All in all, a fascinating album, one that points to an artist with a deep emotional commitment to the music she is playing.

-- Lynn René Bayley, Art Music Lounge

Chinese-born pianist Zhenni Li graduated from the Juilliard School and jumped out from the pack with several major competition victories. This is her debut album, released on the Steinway & Sons label in 2018, and it demonstrates further promise. Steinway has attempted to re-create recital ideas from the golden age of pianism, and at first glance Mélancholie might seem to fit the pattern with its lightly lyrical theme. But all is not quite as it seems. The program does begin with pieces that might seem to belong to a genteel recital of the 1910s or 1920s, Arthur Vincent Lourié's Préludes fragiles, Op. 1. Louríe was not American or French but Russian (born Naum Izrailevich Luria), and these five movements seem innocently late Romantic at first. Then, when you listen to them more closely, they violate the pattern in all kinds of ways. Sample the second piece, Calme, pas vite, which puts various forms of rhythmic pressure on its simple left-hand figure. They're attractive pieces, not often played, and even better is the way Li gets them to grow into pieces that decidedly would not seem to belong to a recital entitled Mélancholie: the Schumann Piano Sonata No. 1 in F sharp minor, Op. 11, and Bartók's Two Elegies, Op. 8b. From the Schumann in this context Li extracts an interpretation that puts unusual emphasis on the finale as the whole work seems to gather energy. The Bartók pieces too, one might not classify as melancholy even if they are Elégies. They feature sinuous chromatic lines of the kind Bartók would exploit later in the middle of his career, and they generally feel abstract rather than melancholy. But Li recontextualizes them effectively. It's an impressive program, both accessible and highly original. As for the sound engineering, New York's Steinway Hall is proving itself to be one of the Western Hemisphere's premier venues acoustically.

-- AllMusic Guide

Zhenni Li’s new Steinway release is a bolt from the blue. Li holds bachelor and master’s degrees from Juilliard, where she worked with Seymour Lipkin and Joseph Kalichstein. She continued postgraduate studies with Peter Frankl at Yale and with Stéphane Lemelin at McGill. Her beautiful sound is captured in full dimension and depth in this expertly engineered recording.

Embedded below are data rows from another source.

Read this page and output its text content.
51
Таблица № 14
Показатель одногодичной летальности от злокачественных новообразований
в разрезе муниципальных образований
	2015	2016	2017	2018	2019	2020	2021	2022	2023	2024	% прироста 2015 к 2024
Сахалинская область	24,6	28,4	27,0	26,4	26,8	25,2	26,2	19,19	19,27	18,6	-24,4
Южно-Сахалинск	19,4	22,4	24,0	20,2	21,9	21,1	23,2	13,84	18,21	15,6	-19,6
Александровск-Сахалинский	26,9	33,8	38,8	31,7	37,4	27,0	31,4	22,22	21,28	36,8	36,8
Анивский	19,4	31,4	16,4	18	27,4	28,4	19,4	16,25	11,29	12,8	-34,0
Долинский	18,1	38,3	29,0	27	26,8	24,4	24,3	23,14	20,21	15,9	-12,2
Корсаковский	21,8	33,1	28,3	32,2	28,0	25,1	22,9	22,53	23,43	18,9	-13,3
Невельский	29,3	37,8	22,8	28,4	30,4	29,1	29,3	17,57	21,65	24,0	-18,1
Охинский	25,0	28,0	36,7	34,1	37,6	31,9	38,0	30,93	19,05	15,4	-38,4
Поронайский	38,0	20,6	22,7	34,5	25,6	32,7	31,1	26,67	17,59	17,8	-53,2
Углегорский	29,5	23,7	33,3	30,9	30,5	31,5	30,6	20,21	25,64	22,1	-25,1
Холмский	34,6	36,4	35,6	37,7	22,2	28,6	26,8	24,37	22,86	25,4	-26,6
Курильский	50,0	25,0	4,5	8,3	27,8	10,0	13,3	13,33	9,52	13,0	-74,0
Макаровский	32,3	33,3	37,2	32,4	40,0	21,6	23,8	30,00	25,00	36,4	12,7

Li leaves no detail of Schumann’s F sharp minor Sonata unattended. The minute scrutiny brought to every element of the score would, in other hands, fragment and shatter the piece. Yet somehow, by dint of passionate identification and sheer force of will, Li pulls it off. Her extravagant and pervasive rubato, which occasionally risks derailing everything she sets in motion, strikes nonetheless as so heartfelt and intrinsic to her emotional response to the music as to be indisputable. There are moments when you wish for more than just a few consecutive measures of steady pulse, but then Li’s torrents of voluptuous sound sweep away any reservation. I am unprepared to venture how this interpretative approach might fare when applied to any other Romantic sonata, but the mercurial landscape of Schumann’s Op 11 is able to encompass it, and Li emerges, if not triumphant, at least thoroughly persuasive.

Translating the titles of Bartók’s Op 8b as either the Latinate ‘elegy’ or the Middle English-derived ‘dirge’ is misleading. The original Hungarian sírato is something closer to ‘keening at graveside’. In any case, Bartók’s precise notation of these folk-inspired works seems the antithesis of the fulsome Scriabinesque melange of Li’s conception. Arthur Lourié’s 1910 Preludes, on the other hand, strike just the right note of elusive piquancy.

Li impresses as an artist of tremendous conviction, who fascinates even as she provokes. Time will tell.